On Thu, Nov 21, 2024 at 03:16:25PM -0700, Devin Reade said:
So my main question is whether there are compelling reasons to be considering wireguard (or other options) over ipsec? I'm guessing that assuming stability is good for both that the respective approaches to dynamic IP changes may be a deciding factor.
I've been running GRE over IPsec tunnels for OpenBSD to OpenBSD systems for close to 20 years and IPsec tunnels for roadwarrior Windows, macOS and i{,pad}OS clients for at least 10. I've found it to be a bit complex to configure (though iked(8) made it a lot better) but once it works it works and it is fairly widely supported by native tools.
One of the key requirements for me has been a strong preferance for native tooling instead of relying on third-party code.

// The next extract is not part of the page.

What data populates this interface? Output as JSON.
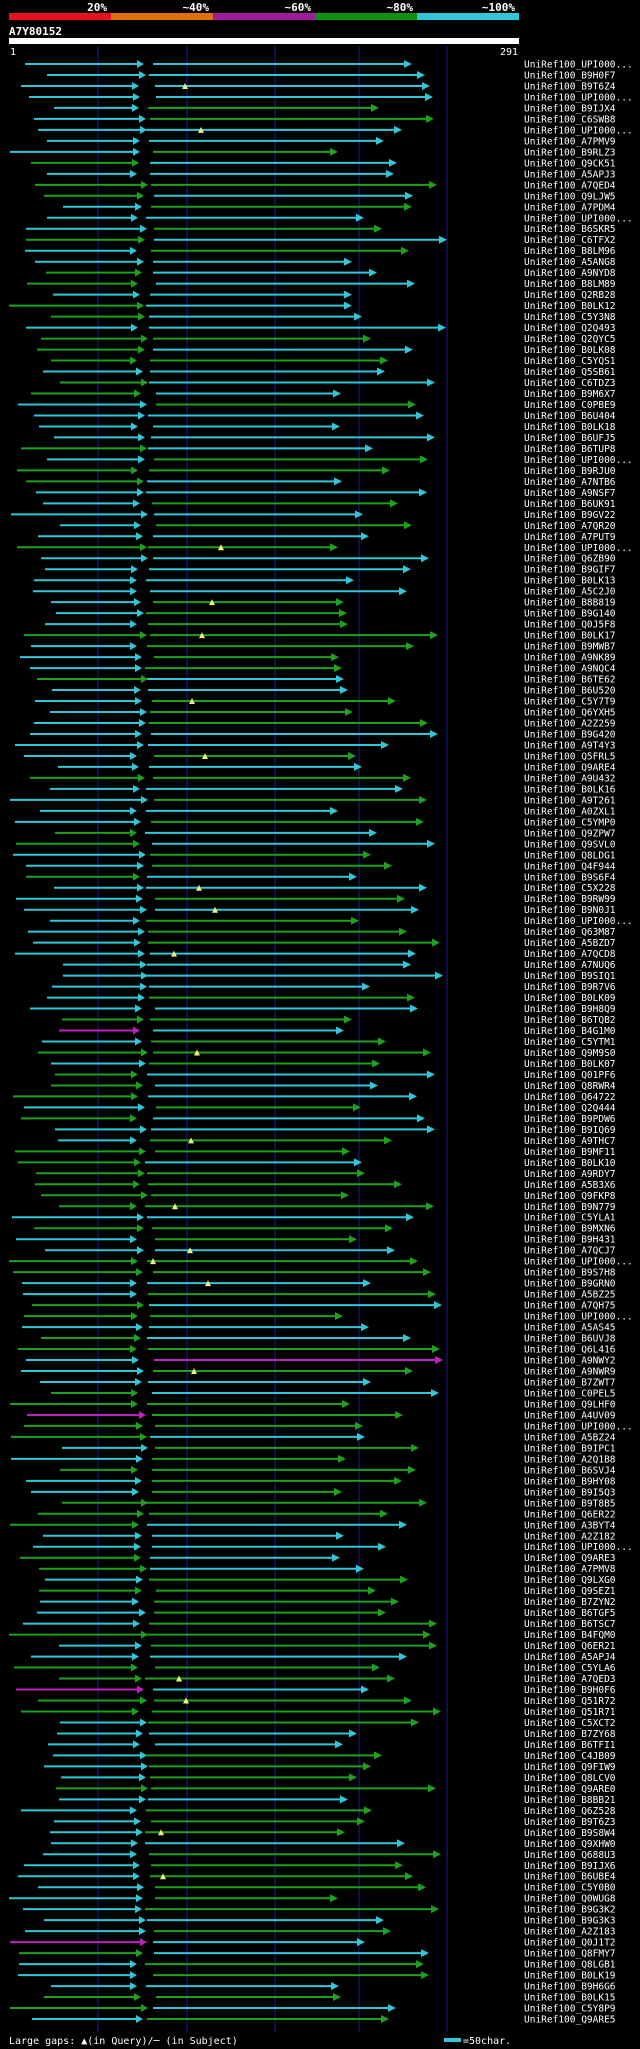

I've started to switch some tunnels to wireguard now that it is native in OpenBSD, but those are only to systems (mostly MikroTik RouterOS and Linux devices) that have native wireguard support and poor IPsec support.

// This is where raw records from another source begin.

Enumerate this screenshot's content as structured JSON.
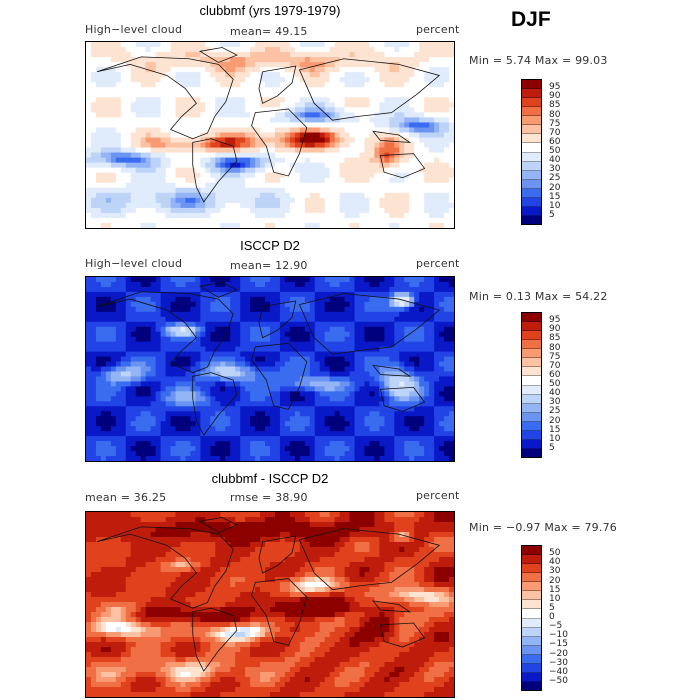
{
  "season": "DJF",
  "colors": {
    "seq": [
      "#00007d",
      "#0a19c8",
      "#2244e6",
      "#3a6cf0",
      "#6a93f2",
      "#93b5f5",
      "#bdd3f8",
      "#e0ebfb",
      "#ffffff",
      "#fde4d2",
      "#fbc3a4",
      "#f89a72",
      "#f06f45",
      "#e0421e",
      "#bf1d0c",
      "#8c0000"
    ],
    "diff": [
      "#00007d",
      "#0a19c8",
      "#2244e6",
      "#3a6cf0",
      "#6a93f2",
      "#93b5f5",
      "#bdd3f8",
      "#e0ebfb",
      "#ffffff",
      "#fde4d2",
      "#fbc3a4",
      "#f89a72",
      "#f06f45",
      "#e0421e",
      "#bf1d0c",
      "#8c0000"
    ]
  },
  "panels": [
    {
      "title": "clubbmf (yrs 1979-1979)",
      "left": "High−level cloud",
      "center": "mean=  49.15",
      "right": "percent",
      "minmax": "Min =    5.74  Max =   99.03",
      "cbar_labels": [
        "95",
        "90",
        "85",
        "80",
        "75",
        "70",
        "60",
        "50",
        "40",
        "30",
        "25",
        "20",
        "15",
        "10",
        "5"
      ],
      "scheme": "seq",
      "field": "model"
    },
    {
      "title": "ISCCP D2",
      "left": "High−level cloud",
      "center": "mean=  12.90",
      "right": "percent",
      "minmax": "Min =    0.13  Max =   54.22",
      "cbar_labels": [
        "95",
        "90",
        "85",
        "80",
        "75",
        "70",
        "60",
        "50",
        "40",
        "30",
        "25",
        "20",
        "15",
        "10",
        "5"
      ],
      "scheme": "seq",
      "field": "obs"
    },
    {
      "title": "clubbmf - ISCCP D2",
      "left": "mean =   36.25",
      "center": "rmse =   38.90",
      "right": "percent",
      "minmax": "Min =  −0.97  Max =   79.76",
      "cbar_labels": [
        "50",
        "40",
        "30",
        "20",
        "15",
        "10",
        "5",
        "0",
        "−5",
        "−10",
        "−15",
        "−20",
        "−30",
        "−40",
        "−50"
      ],
      "scheme": "diff",
      "field": "diff"
    }
  ]
}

In the case you have both endpoints with dynamic IP addresses, I don't really know how you will handle that. You may need some external machinery to update and reload configurations and DNS. I don't think either tunnel type will provide you with pros or cons there, except that reloading iked(8) will bounce all your tunnels but reconfiguring a wg(4) interface will only affect the tunnel(s) terminating on it.
I would stay far away from OpenVPN. I've never had good luck with it. As far as I can tell the only upside is that there are a lot of third-party applications for a lot of systems that are extremely easy to setup.
A quick perusal seems to indicate that ipsec, at least, plays well with carp and friends.
OpenBSD certainly has the most integration with IPsec, the new sec(4) may even relieve the need for running something like GRE on top.